Rick Dove
Honorary Board Member
A former Riverkeeper, Rick spends much of his time training new Waterkeeper programs. He also works alongside Jillian Gladstone on the Alliance’s Pure Farms, Pure Waters campaign. Before serving as the southeastern representative for Waterkeeper Alliance, Rick enjoyed a varied career that began with two tours in Vietnam with the United States Marine Corps, for which he later served as a military courts-martial judge, Congressional Liaison and Provost-Marshal. After retiring from the military, Rick commercially fished the Neuse River and owned and operated a wholesale fish store until 1991. He then practiced civilian law until becoming the Neuse Riverkeeper in 1993, a post he held until the year 2000.
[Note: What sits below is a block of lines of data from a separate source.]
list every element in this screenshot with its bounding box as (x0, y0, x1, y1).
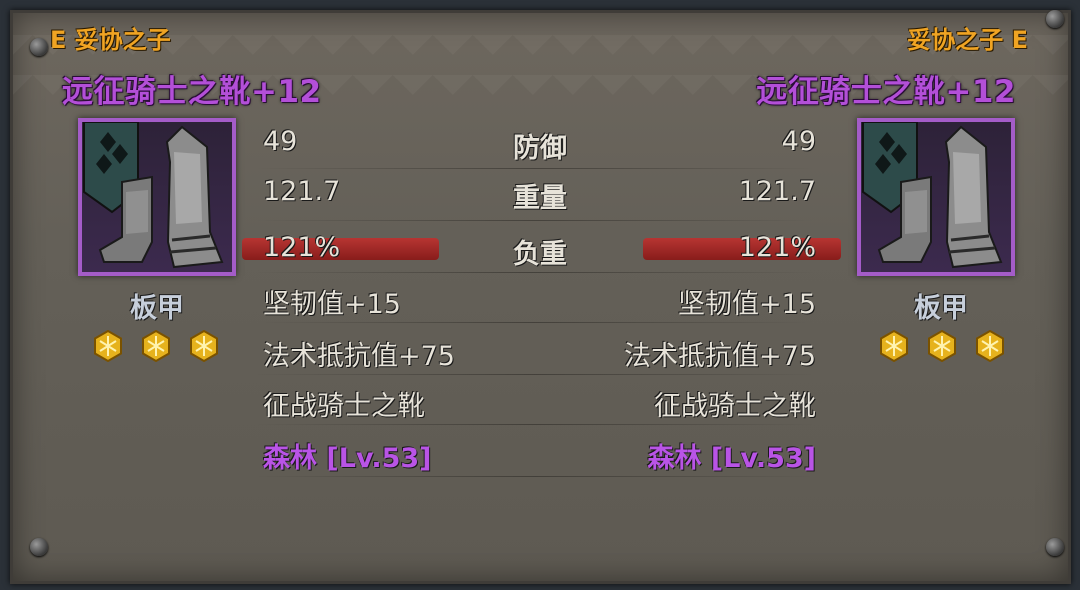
row-divider (255, 272, 815, 273)
row-divider (255, 424, 815, 425)
load-label: 负重 (513, 239, 567, 270)
row-divider (255, 168, 815, 169)
right-spell-resist-stat: 法术抵抗值+75 (624, 341, 816, 372)
left-load-value: 121% (263, 232, 341, 263)
row-divider (255, 322, 815, 323)
left-source: 森林 [Lv.53] (263, 443, 432, 474)
left-item-name: 远征骑士之靴+12 (62, 74, 322, 110)
left-armor-type: 板甲 (130, 293, 184, 324)
right-item-slot[interactable] (857, 118, 1015, 276)
plate-boots-icon (862, 122, 1003, 269)
plate-boots-icon (83, 122, 224, 269)
left-set-name: 征战骑士之靴 (263, 391, 425, 422)
rivet-icon (30, 38, 48, 56)
rivet-icon (1046, 538, 1064, 556)
weight-label: 重量 (513, 183, 567, 214)
right-item-name: 远征骑士之靴+12 (756, 74, 1016, 110)
left-weight-value: 121.7 (263, 176, 341, 207)
left-spell-resist-stat: 法术抵抗值+75 (263, 341, 455, 372)
defense-label: 防御 (513, 133, 567, 164)
right-owner-label: 妥协之子 E (907, 26, 1028, 54)
right-set-name: 征战骑士之靴 (654, 391, 816, 422)
right-source: 森林 [Lv.53] (647, 443, 816, 474)
right-defense-value: 49 (781, 126, 816, 157)
row-divider (255, 220, 815, 221)
right-toughness-stat: 坚韧值+15 (678, 289, 816, 320)
right-weight-value: 121.7 (738, 176, 816, 207)
left-owner-label: E 妥协之子 (50, 26, 171, 54)
right-load-value: 121% (738, 232, 816, 263)
left-toughness-stat: 坚韧值+15 (263, 289, 401, 320)
row-divider (255, 374, 815, 375)
gold-gem-icon (928, 330, 956, 362)
right-armor-type: 板甲 (914, 293, 968, 324)
gold-gem-icon (880, 330, 908, 362)
left-defense-value: 49 (263, 126, 298, 157)
gold-gem-icon (142, 330, 170, 362)
left-item-slot[interactable] (78, 118, 236, 276)
rivet-icon (1046, 10, 1064, 28)
rivet-icon (30, 538, 48, 556)
gold-gem-icon (190, 330, 218, 362)
row-divider (255, 476, 815, 477)
gold-gem-icon (976, 330, 1004, 362)
gold-gem-icon (94, 330, 122, 362)
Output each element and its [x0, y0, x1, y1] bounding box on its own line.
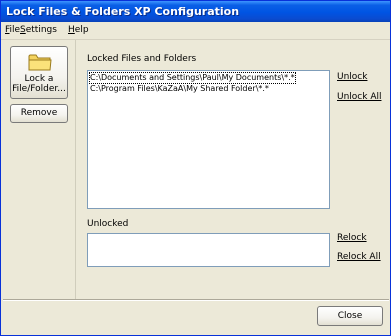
lock-file-folder-button[interactable]: Lock a File/Folder... [10, 46, 68, 99]
menu-bar: File Settings Help [1, 22, 390, 40]
app-window: Lock Files & Folders XP Configuration Fi… [0, 0, 391, 336]
close-button[interactable]: Close [317, 306, 383, 326]
sidebar: Lock a File/Folder... Remove [3, 40, 76, 300]
window-title: Lock Files & Folders XP Configuration [1, 1, 390, 22]
locked-list-label: Locked Files and Folders [87, 54, 197, 64]
footer-divider [3, 299, 389, 301]
remove-button[interactable]: Remove [10, 104, 68, 123]
unlock-all-link[interactable]: Unlock All [337, 92, 381, 102]
menu-settings-label: ettings [25, 25, 57, 35]
lock-button-label: Lock a File/Folder... [11, 74, 67, 94]
locked-list[interactable]: C:\Documents and Settings\Paul\My Docume… [87, 70, 330, 209]
menu-settings[interactable]: Settings [20, 25, 57, 35]
lock-button-label-line1: Lock a [24, 74, 54, 84]
menu-file-label: ile [9, 25, 21, 35]
unlock-link[interactable]: Unlock [337, 72, 367, 82]
folder-icon [28, 54, 52, 71]
lock-button-label-line2: File/Folder... [12, 84, 66, 94]
list-item[interactable]: C:\Program Files\KaZaA\My Shared Folder\… [90, 84, 269, 94]
menu-help-label: elp [74, 25, 89, 35]
unlocked-list-label: Unlocked [87, 219, 129, 229]
menu-file[interactable]: File [5, 25, 20, 35]
unlocked-list[interactable] [87, 233, 330, 267]
menu-help[interactable]: Help [68, 25, 89, 35]
relock-link[interactable]: Relock [337, 233, 367, 243]
list-item[interactable]: C:\Documents and Settings\Paul\My Docume… [89, 72, 296, 84]
menu-help-accel: H [68, 25, 75, 35]
relock-all-link[interactable]: Relock All [337, 252, 381, 262]
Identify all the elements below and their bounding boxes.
As the river’s spokesperson, Rick has been in more than 4000 news stories in both major and local media, and his work was detailed in a chapter of the 1997 Simon and Schuster book, And the Waters Turned to Blood. From 1996-1998, Rick was the Governor’s appointee to the Neuse River Basin Advisory Council, during which time he was asked to testify before the U.S. Congress Committee on Resources, Fisheries Conservation, Wildlife and Oceans Subcommittee on the microorganism Pfiesteria Piscidia and its effects on the river. In 1999, Rick was named one of “100 People Who Have Shaped the North Carolina in the past Century” by the Raleigh News and Observer, and in 2000 he received the Environmental Protection Agency’s IV Merit Award. In 2001, Rick received an Appreciation Award from the Alliance for a Responsible Swine Industry, and later that year he was given the Nancy Susan Reynolds Award for Advocacy. In 2002 he again testified for the government as an invited witness before the U.S. Senate Committee, Government Affairs about pollution from industrial animal factories. Rick graduated from the Baltimore School of Law in 1962, and from the National War College in 1980.